Diárias do STF: especialistas apontam privilégio a juízes em Brasília

São Paulo — “Privilégios” e “práticas condenáveis”. Assim estudiosos do Poder Judiciário consultados pelo Metrópoles classificaram o pagamento mensal de R$ 10,5 mil em diárias a juízes auxiliares do Supremo Tribunal Federal (STF) e do Conselho Nacional de Justiça (CNJ) que já receberam auxílios para se mudarem à capital federal.

JUÍZES DO STF E DO CNJ TÊM RECEBIDO DIÁRIAS EM ACÚMULO COM AUXÍLIO-MUDANÇA - METRÓPOLES
Juízes do STF e do CNJ recebem diárias mensais de R$ 10,5 mil como se fossem um “auxílio-moradia” turbinado

Como revelou o Metrópoles, o pagamento de um limite de 10 diárias de R$ 1 mil tem sido feito como uma espécie de “auxílio-moradia” turbinado a juízes que auxiliam a cúpula do Poder Judiciário.

As regras para o pagamento do benefício foram alargadas em um julgamento virtual administrativo do STF e em uma decisão a um único juiz que serviu de paradigma no CNJ. Ambos os processos foram liderados pelo ex-presidente de ambos os órgãos, Dias Toffoli, em 2019.

Professor de Ciência Política da Fundação Getúlio Vargas (FGV) e autor de teses e artigos sobre o Conselho Nacional de Justiça e o Ministério Público, Rafael Viegas afirma que os “entendimento que permite aos juízes escolher entre diárias altas (R$ 10,5 mil) ou um auxílio-moradia de menor valor é problemático, especialmente quando se considera que muitos já residem em Brasília”.

“O pagamento de diárias sob essa justificativa configura, de fato, um benefício adicional que ultrapassa sua finalidade original de cobrir despesas temporárias.
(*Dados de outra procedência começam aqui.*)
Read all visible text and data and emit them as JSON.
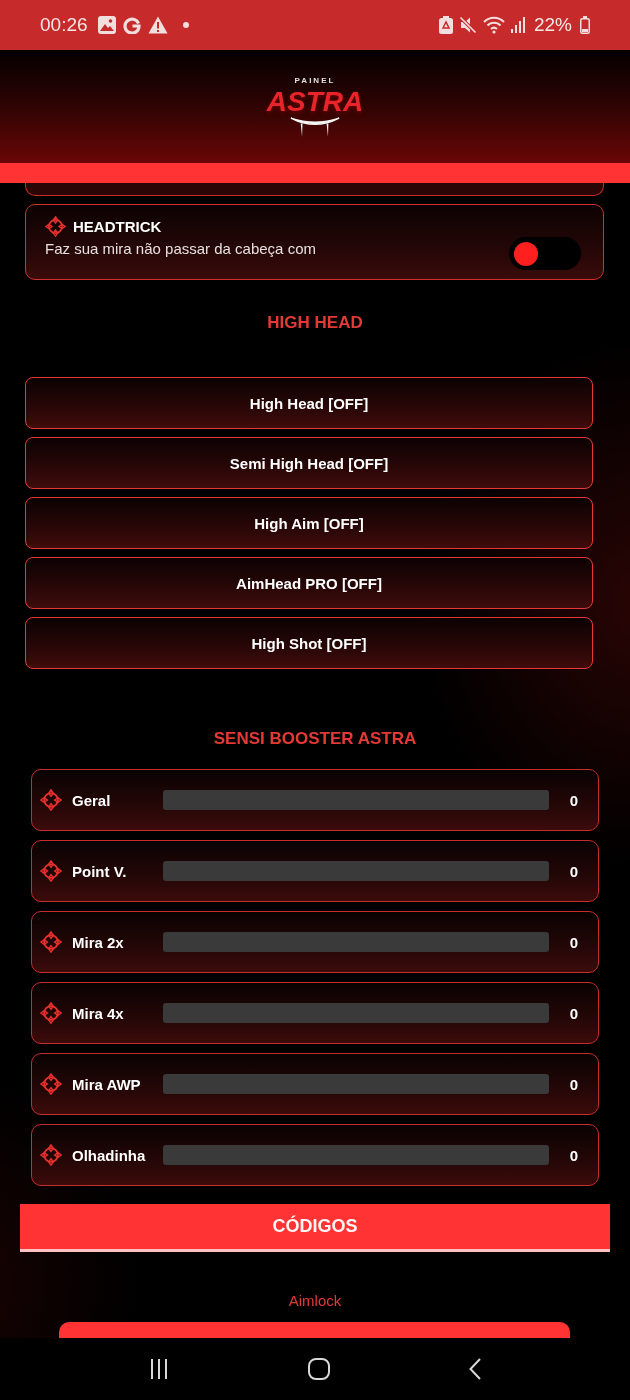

Pode, sim, ser considerado um privilégio ou um “penduricalho” em um sistema que deveria evitar práticas patrimonialistas que minam cada vez mais a confiança na Justiça”, diz.

Viegas diz que a “prática de emitir resoluções em julgamentos virtuais administrativos, como o ocorrido no STF em 2019, levanta sérias preocupações sobre a transparência e accountability”. “O fato de essas decisões serem inacessíveis ao público e restritas aos ministros cria um ambiente de opacidade, dificultando o controle externo.”
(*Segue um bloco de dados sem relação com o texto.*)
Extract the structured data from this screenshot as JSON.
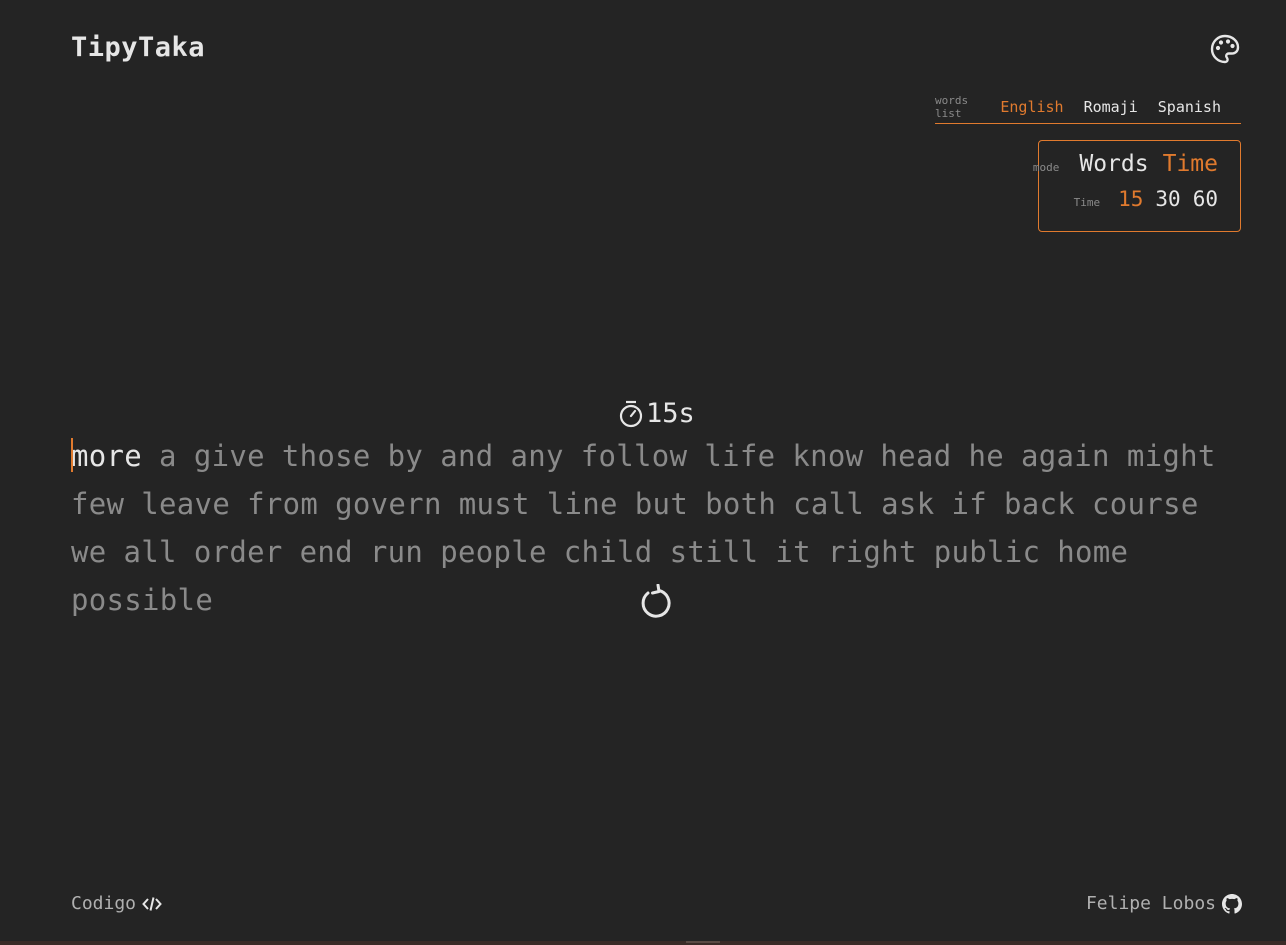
{
  "app": {
    "title": "TipyTaka"
  },
  "theme": {
    "icon": "palette-icon",
    "accent": "#e07a2e",
    "background": "#242424"
  },
  "words_list": {
    "label": "words list",
    "options": [
      "English",
      "Romaji",
      "Spanish"
    ],
    "selected": "English"
  },
  "mode": {
    "label": "mode",
    "options": [
      "Words",
      "Time"
    ],
    "selected": "Time",
    "time_label": "Time",
    "time_options": [
      "15",
      "30",
      "60"
    ],
    "time_selected": "15"
  },
  "timer": {
    "icon": "stopwatch-icon",
    "value": "15s"
  },
  "typing": {
    "words": [
      "more",
      "a",
      "give",
      "those",
      "by",
      "and",
      "any",
      "follow",
      "life",
      "know",
      "head",
      "he",
      "again",
      "might",
      "few",
      "leave",
      "from",
      "govern",
      "must",
      "line",
      "but",
      "both",
      "call",
      "ask",
      "if",
      "back",
      "course",
      "we",
      "all",
      "order",
      "end",
      "run",
      "people",
      "child",
      "still",
      "it",
      "right",
      "public",
      "home",
      "possible"
    ],
    "current_index": 0
  },
  "restart": {
    "icon": "restart-icon"
  },
  "footer": {
    "left_label": "Codigo",
    "left_icon": "code-icon",
    "right_label": "Felipe Lobos",
    "right_icon": "github-icon"
  }
}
“A falta de uma resolução do CNJ, substituída por decisões específicas e restritas, como a mencionada no SEI sob a presidência do ministro Toffoli, compromete a segurança jurídica e dá margem a decisões casuísticas que podem ser percebidas como pouco republicanas”, afirma.

Pouca transparência

Doutor em direito (UFMG), mestre em economia (UnB) e autor do livro “O País dos Privilégios”, Bruno Carazza afirma que o caso é “bastante sintomático de várias práticas que são condenáveis observadas no âmbito do poder Judiciário e no Ministério Público”. “Acho que essa questão da concessão das diárias cumulativamente com o auxílio para mudança, que é uma coisa que claramente é redundante, porque como ficou claro naquele relatório de auditoria, ou se deve pagar uma coisa ou a outra.”
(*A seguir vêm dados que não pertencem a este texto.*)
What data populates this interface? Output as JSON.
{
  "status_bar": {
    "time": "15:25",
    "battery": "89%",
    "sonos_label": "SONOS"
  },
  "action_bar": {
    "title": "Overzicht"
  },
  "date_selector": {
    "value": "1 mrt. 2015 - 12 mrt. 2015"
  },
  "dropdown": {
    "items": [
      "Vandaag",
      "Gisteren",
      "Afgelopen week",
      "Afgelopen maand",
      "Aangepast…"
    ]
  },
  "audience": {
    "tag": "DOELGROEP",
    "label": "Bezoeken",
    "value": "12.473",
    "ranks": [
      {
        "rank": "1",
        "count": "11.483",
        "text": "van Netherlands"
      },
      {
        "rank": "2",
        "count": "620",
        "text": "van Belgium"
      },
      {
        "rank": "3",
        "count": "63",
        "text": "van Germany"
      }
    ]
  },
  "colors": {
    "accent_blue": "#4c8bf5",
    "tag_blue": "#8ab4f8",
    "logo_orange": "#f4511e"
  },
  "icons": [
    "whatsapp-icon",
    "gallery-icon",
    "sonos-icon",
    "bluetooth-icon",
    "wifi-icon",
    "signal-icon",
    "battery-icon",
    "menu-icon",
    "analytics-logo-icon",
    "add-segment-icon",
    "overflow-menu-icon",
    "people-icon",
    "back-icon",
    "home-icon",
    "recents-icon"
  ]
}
Carazza afirma que “há um padrão na expansão dos pagamentos extras que são pagamentos que têm natureza remuneratória apesar da interpretação que se dá como indenizações”.

“É um caso emblemático de uma situação generalizada, a falta de disciplina desses pagamentos, não se é regulamentado claramente, são processos com decisões tomadas com pouca transparência, com pouca justificativa, não se vê amplamente a justificativa para concessão disso. Fere também esses princípios que devem zelar a administração pública, como é o caso da motivação, da transparência, obter esses dados muitas vezes é muito difícil”, diz.